Seit geraumer Zeit sitzt das Touch-Modul bei allen iPhones unter der Bildschirmoberfläche. Beim neuen 6,1 Zoll-iPhone soll Apple einen "Cover Glass Sensor" (CGS) einsetzen. Damit wird das Touch-Panel in das Oberflächenglas integriert, was das Display leichter und stoßfester macht. Auf das Glas wird im Anschluss ein Dünnfilmsensor aufgebracht der wiederum die Kosten für das Display um bis zu 25% steigert - ein Display für das kommende LED-iPhone soll zwischen 23 und 26 US-Dollar kosten.

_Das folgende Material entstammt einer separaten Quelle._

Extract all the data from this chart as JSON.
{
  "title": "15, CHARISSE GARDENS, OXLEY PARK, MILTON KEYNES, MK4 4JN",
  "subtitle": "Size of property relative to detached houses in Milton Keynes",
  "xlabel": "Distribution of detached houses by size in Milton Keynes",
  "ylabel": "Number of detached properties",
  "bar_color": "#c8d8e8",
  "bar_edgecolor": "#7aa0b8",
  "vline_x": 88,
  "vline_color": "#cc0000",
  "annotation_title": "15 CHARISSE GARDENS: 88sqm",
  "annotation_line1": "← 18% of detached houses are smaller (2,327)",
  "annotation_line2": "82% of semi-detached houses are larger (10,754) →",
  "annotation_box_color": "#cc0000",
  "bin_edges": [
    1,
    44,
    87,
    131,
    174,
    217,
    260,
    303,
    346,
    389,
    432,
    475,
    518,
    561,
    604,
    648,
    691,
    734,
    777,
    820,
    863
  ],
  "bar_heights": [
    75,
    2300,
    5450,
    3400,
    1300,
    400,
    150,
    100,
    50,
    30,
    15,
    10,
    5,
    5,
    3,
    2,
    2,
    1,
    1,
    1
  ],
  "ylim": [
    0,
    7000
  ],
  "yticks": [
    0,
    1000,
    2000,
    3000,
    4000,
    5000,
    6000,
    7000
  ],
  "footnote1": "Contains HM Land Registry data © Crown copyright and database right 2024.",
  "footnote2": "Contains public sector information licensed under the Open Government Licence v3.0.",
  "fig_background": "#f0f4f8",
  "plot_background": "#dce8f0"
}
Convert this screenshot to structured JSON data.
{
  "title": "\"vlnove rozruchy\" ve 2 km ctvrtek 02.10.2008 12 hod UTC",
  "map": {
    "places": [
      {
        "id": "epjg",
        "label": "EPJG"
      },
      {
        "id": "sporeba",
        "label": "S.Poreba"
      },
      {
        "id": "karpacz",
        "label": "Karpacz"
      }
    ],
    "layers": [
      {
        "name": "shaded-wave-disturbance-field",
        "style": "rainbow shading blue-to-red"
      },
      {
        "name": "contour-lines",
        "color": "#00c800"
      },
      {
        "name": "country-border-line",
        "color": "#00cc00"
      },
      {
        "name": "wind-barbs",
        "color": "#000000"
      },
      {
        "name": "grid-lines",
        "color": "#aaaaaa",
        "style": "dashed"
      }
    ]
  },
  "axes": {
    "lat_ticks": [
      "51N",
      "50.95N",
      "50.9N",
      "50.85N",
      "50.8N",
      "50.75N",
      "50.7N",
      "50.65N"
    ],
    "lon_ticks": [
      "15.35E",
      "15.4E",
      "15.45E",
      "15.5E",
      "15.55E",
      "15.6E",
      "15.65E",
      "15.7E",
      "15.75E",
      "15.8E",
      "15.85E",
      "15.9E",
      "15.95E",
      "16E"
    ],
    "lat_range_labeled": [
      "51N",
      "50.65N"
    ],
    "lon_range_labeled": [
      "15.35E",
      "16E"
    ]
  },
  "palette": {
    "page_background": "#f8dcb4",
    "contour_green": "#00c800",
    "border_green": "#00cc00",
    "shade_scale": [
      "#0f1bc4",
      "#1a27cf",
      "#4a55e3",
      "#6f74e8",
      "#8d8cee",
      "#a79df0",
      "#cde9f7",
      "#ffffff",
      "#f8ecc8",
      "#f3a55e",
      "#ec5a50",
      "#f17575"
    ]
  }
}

Laut Kuo möchte man bei Apple die Mehrkosten für die teurere CGS-Variante ausgleichen indem man auf die 3D Touch-Funktion verzichtet. Desweiteren schreibt Kuo dass Apple alle iPhones ab 2019 mit einem CGS-Display ausstatten möchte.
Allerdings ist bisher nicht bekannt wozu der Dünnfilmsensor dient, es kann also durchaus sein dass die Beschichtung mit zusätzlichen Funktionen aufwartet.